From Beth Israel Deaconess Medical Center, Boston (N.A.); University of Pennsylvania, Philadelphia (K.R.R.); University of Florida, Gainesville (D.R.N.); Texas Liver Institute, University of Texas Health Science Center, San Antonio (E.L.), and the North Texas Research Institute, Arlington (R.G.) - both in Texas; Henry Ford Health Systems, Detroit (S.C.G.); Center for Liver Diseases, School of Medicine, University of Miami, Miami (E.S.); ID Care, Hillsborough, NJ (R.N.); Atlanta Gastroenterology Associates, Atlanta (N.G.); Quality Medical Research, Nashville (R.H.), and Gastro One, Germantown (Z.H.Y.) - both in Tennessee; Quest Clinical Research, San Francisco (J.L.), Scripps Clinic, La Jolla (P.J.P.), and Gilead Sciences, Foster City (G.M.S., Y.Z., H.D.-S., J.C.Y., P.S.P., W.T.S., J.G.M.) - all in California; Saint Louis University, St. Louis (A.M.D.); University of New Mexico, Albuquerque (S.A.); Duke University Medical Center, Durham, NC (A.J.M.); Johns Hopkins Medical Center, Baltimore (M.S.); and Indiana University School of Medicine, Indianapolis (P.K.).



Effective treatment for hepatitis C virus (HCV) genotype 1 infection in patients who have not had a sustained virologic response to prior interferon-based therapy represents an unmet medical need.


We conducted a phase 3, randomized, open-label study involving patients infected with HCV genotype 1 who had not had a sustained virologic response after treatment with peginterferon and ribavirin, with or without a protease inhibitor. Patients were randomly assigned to receive the NS5A inhibitor ledipasvir and the nucleotide polymerase inhibitor sofosbuvir in a once-daily, fixed-dose combination tablet for 12 weeks, ledipasvir-sofosbuvir plus ribavirin for 12 weeks, ledipasvir-sofosbuvir for 24 weeks, or ledipasvir-sofosbuvir plus ribavirin for 24 weeks.
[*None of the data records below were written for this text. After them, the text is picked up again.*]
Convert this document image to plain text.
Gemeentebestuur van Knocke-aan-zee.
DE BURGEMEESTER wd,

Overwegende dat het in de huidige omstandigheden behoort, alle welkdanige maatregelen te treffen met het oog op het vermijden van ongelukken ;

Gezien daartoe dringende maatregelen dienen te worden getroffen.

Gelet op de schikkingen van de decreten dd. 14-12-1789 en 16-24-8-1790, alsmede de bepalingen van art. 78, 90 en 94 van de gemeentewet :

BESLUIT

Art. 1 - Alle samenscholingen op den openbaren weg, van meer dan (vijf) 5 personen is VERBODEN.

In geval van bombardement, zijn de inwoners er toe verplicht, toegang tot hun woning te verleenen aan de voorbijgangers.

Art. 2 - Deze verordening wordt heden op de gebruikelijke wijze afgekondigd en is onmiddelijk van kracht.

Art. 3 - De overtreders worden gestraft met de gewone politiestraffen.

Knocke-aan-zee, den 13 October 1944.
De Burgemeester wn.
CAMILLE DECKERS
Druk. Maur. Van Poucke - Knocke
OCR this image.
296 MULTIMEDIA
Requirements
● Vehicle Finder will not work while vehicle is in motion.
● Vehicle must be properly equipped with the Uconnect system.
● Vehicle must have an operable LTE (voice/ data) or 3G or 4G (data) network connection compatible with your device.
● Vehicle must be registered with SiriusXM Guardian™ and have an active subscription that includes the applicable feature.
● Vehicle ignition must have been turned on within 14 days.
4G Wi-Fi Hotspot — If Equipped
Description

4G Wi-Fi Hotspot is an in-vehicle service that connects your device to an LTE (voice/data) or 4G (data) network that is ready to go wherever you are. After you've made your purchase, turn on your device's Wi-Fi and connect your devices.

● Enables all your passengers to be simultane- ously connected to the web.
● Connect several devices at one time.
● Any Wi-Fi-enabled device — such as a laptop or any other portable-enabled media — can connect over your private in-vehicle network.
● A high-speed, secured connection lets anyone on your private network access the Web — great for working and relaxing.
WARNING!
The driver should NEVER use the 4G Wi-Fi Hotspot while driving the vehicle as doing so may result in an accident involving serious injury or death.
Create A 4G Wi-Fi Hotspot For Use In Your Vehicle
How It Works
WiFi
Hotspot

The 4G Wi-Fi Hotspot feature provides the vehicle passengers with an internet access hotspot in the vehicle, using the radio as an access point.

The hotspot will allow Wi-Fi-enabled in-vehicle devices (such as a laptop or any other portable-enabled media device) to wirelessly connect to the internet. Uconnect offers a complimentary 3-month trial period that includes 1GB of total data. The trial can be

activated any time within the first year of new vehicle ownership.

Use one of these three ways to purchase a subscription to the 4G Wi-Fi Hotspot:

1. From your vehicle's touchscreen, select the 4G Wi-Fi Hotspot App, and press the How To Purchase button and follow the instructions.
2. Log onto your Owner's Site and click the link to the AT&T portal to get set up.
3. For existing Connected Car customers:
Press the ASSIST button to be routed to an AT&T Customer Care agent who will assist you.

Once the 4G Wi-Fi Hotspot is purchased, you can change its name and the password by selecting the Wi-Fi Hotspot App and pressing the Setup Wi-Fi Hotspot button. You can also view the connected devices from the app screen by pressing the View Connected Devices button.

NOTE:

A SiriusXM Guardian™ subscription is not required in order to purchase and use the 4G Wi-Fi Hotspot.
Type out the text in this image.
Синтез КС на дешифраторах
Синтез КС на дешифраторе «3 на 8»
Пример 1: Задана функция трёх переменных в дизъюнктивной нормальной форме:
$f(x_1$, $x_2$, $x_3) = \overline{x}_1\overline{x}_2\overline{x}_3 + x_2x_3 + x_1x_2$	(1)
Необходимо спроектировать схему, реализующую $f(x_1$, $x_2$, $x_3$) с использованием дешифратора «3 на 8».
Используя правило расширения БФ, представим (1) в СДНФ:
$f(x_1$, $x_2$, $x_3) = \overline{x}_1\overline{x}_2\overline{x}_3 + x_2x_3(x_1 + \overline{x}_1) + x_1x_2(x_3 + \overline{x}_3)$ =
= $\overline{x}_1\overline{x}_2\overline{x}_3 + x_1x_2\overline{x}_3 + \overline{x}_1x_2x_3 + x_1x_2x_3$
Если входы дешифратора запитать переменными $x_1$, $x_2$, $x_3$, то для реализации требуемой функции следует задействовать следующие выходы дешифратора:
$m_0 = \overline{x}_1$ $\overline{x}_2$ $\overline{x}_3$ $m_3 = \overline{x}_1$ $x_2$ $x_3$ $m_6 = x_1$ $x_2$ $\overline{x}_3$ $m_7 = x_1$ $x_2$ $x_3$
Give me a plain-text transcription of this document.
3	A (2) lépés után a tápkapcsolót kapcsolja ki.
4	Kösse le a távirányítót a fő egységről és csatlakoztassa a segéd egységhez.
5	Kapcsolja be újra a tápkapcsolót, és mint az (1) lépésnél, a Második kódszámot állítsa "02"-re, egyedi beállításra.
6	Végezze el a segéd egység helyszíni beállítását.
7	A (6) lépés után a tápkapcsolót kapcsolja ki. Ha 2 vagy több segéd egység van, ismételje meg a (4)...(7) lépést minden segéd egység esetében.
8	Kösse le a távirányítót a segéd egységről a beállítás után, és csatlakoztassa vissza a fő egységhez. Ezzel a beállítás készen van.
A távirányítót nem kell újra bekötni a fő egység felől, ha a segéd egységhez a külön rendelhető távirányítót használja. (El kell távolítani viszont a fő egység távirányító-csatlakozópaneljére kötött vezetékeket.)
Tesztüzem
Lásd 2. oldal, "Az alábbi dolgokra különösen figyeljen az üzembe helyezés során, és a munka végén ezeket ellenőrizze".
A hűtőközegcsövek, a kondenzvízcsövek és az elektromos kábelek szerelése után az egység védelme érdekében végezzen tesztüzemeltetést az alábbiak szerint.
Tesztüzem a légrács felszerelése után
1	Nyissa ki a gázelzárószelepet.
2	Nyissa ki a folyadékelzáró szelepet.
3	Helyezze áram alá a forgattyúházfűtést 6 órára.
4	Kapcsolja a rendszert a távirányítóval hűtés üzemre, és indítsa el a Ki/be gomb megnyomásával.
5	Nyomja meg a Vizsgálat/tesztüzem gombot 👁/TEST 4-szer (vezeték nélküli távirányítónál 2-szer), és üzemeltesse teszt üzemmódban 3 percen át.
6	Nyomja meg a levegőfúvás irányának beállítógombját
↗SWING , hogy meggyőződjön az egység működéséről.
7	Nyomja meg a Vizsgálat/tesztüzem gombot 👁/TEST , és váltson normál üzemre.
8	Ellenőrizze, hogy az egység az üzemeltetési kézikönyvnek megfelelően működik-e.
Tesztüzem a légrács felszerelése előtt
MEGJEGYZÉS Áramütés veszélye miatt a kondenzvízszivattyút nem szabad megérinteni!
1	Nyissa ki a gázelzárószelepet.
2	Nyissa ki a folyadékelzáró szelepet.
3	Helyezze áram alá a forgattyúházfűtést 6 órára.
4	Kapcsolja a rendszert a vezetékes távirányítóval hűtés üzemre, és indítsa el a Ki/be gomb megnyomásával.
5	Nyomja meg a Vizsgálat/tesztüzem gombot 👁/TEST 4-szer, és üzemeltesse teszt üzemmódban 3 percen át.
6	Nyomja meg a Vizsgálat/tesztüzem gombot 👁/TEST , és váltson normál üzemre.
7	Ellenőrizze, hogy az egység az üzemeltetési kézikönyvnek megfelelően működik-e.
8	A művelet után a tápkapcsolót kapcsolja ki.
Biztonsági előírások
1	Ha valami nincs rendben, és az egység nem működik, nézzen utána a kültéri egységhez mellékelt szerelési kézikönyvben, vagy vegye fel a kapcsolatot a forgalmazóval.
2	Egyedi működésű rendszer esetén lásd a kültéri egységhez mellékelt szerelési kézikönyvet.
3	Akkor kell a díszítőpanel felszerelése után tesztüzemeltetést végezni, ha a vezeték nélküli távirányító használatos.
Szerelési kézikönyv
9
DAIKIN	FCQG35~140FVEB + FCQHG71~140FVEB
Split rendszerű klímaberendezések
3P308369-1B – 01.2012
The primary end point was a sustained virologic response at 12 weeks after the end of therapy.


Among the 440 patients who underwent randomization and were treated, 20% had cirrhosis and 79% had HCV genotype 1a infection. The rates of sustained virologic response were high in all treatment groups: 94% (95% confidence interval [CI], 87 to 97) in the group that received 12 weeks of ledipasvir-sofosbuvir; 96% (95% CI, 91 to 99) in the group that received 12 weeks of ledipasvir-sofosbuvir and ribavirin; 99% (95% CI, 95 to 100) in the group that received 24 weeks of ledipasvir-sofosbuvir; and 99% (95% CI, 95 to 100) in the group that received 24 weeks of ledipasvir-sofosbuvir and ribavirin. No patient discontinued treatment owing to an adverse event. The most common adverse events were fatigue, headache, and nausea.


Treatment with a once-daily, single-tablet regimen of ledipasvir and sofosbuvir resulted in high rates of sustained virologic response among patients with HCV genotype 1 infection who had not had a sustained virologic response to prior interferon-based treatment. (Funded by Gilead Sciences; ION-2 number, NCT01768286.).